Me he cruzado esta tarde con una mujer mayor que iba en silla de ruedas y empujada por un chico. Ha llamado mi atención, porque llevaba sobre el regazo una muñeca a la que agarraba de los brazos con cada una de sus estilizadas manos. Me ha parecido enternecedor en un primer momento; triste, a continuación, cuando mi cabeza ha empezado a interpretar la escena.
Lo primero ha sido identificar que me parecía tierna la infantilización de la señora. Lo segundo, sentirme condescendiente por la sonrisa emocional que me ha provocado verla con su pepona.

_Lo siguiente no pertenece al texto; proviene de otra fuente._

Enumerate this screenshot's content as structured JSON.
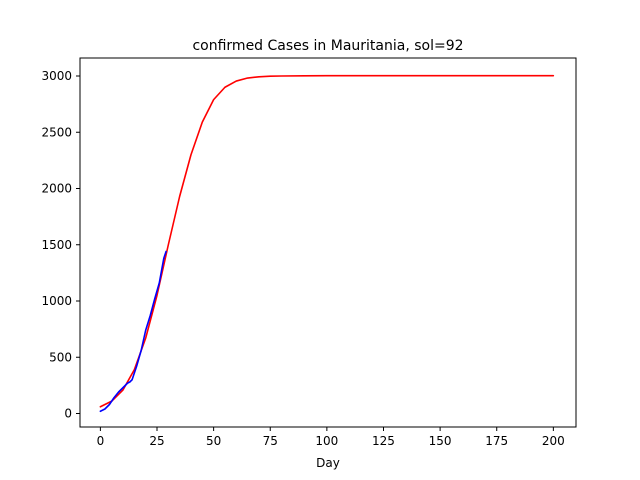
{
  "chart_data": {
    "type": "line",
    "title": "confirmed Cases in Mauritania, sol=92",
    "xlabel": "Day",
    "ylabel": "",
    "xlim": [
      -9,
      210
    ],
    "ylim": [
      -120,
      3160
    ],
    "x_ticks": [
      0,
      25,
      50,
      75,
      100,
      125,
      150,
      175,
      200
    ],
    "y_ticks": [
      0,
      500,
      1000,
      1500,
      2000,
      2500,
      3000
    ],
    "grid": false,
    "legend": "none",
    "series": [
      {
        "color": "#ff0000",
        "style": "line",
        "x": [
          0,
          5,
          10,
          15,
          20,
          25,
          30,
          35,
          40,
          45,
          50,
          55,
          60,
          65,
          70,
          75,
          80,
          90,
          100,
          125,
          150,
          175,
          200
        ],
        "y": [
          60,
          110,
          210,
          390,
          670,
          1050,
          1500,
          1930,
          2300,
          2590,
          2790,
          2900,
          2955,
          2982,
          2993,
          2998,
          3000,
          3002,
          3003,
          3003,
          3003,
          3003,
          3003
        ]
      },
      {
        "color": "#0000ff",
        "style": "line",
        "x": [
          0,
          2,
          4,
          6,
          8,
          10,
          12,
          13,
          14,
          16,
          18,
          20,
          22,
          24,
          26,
          28,
          29
        ],
        "y": [
          20,
          40,
          80,
          140,
          190,
          230,
          270,
          280,
          300,
          420,
          560,
          740,
          870,
          1020,
          1160,
          1380,
          1440
        ]
      }
    ]
  }
}
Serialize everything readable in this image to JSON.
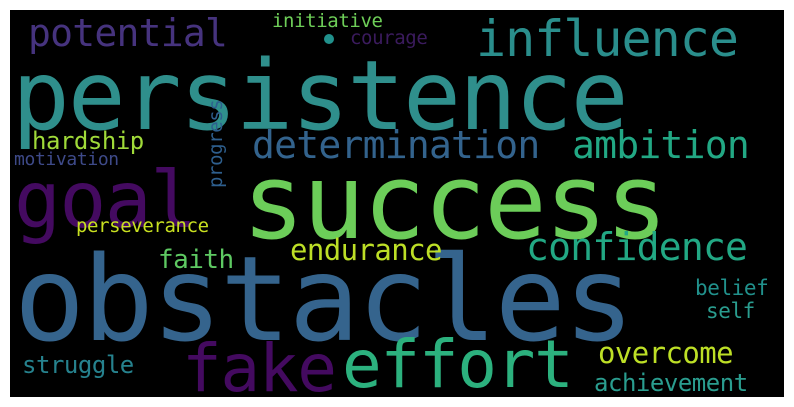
{
  "words": [
    {
      "text": "persistence",
      "color": "#2f8f8c"
    },
    {
      "text": "success",
      "color": "#6ccd59"
    },
    {
      "text": "obstacles",
      "color": "#35648d"
    },
    {
      "text": "goal",
      "color": "#440a60"
    },
    {
      "text": "influence",
      "color": "#2a8e8c"
    },
    {
      "text": "potential",
      "color": "#46337e"
    },
    {
      "text": "initiative",
      "color": "#6ece58"
    },
    {
      "text": "courage",
      "color": "#3b1b5e"
    },
    {
      "text": "determination",
      "color": "#33638d"
    },
    {
      "text": "ambition",
      "color": "#22a884"
    },
    {
      "text": "hardship",
      "color": "#a0da39"
    },
    {
      "text": "progress",
      "color": "#2e5f8e"
    },
    {
      "text": "motivation",
      "color": "#3e4a89"
    },
    {
      "text": "confidence",
      "color": "#22a884"
    },
    {
      "text": "endurance",
      "color": "#bddf26"
    },
    {
      "text": "perseverance",
      "color": "#c8e020"
    },
    {
      "text": "faith",
      "color": "#5ec962"
    },
    {
      "text": "effort",
      "color": "#2cb17e"
    },
    {
      "text": "fake",
      "color": "#440a60"
    },
    {
      "text": "overcome",
      "color": "#bddf26"
    },
    {
      "text": "achievement",
      "color": "#2a9d8f"
    },
    {
      "text": "struggle",
      "color": "#26828e"
    },
    {
      "text": "belief",
      "color": "#21918c"
    },
    {
      "text": "self",
      "color": "#2a9d8f"
    }
  ]
}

Lo tercero, avergonzarme; porque que una mujer mayor lleve una muñeca agarrada como un tesoro es una evidencia de una deconstrucción personal. Y yo, como muchas personas, sé lo doloroso y lo cruel que es asistir al proceso en el que un ser querido vuelve sin remedio a experiencias de un tiempo, en el que lo que procede es caminar sobre la vida y no contra ella.
Es un mecanismo de supervivencia, lo sé. No hay otra manera de enfrentar el avasallamiento del deterioro cognitivo si no es dándole la vuelta. Si se comporta como una niña, reconectemos con todo el paquete emocional y sensorial que nos provoca una niña llevando su muñeca a todas partes. Será más fácil, aunque ni siquiera así podamos ignorar que la oscuridad seguirá ganándole terreno a la luz. Nos volveremos a reconocer mil veces más en esas actitudes maternales que nos hacen más naturales los cuidados, pero en mi fuero interno, siento con fuerza que deberíamos ser capaces de hacer del viaje de dejar de ser algo mucho más digno; en recuerdo de quienes fueron y lo que aportaron a quienes hoy somos.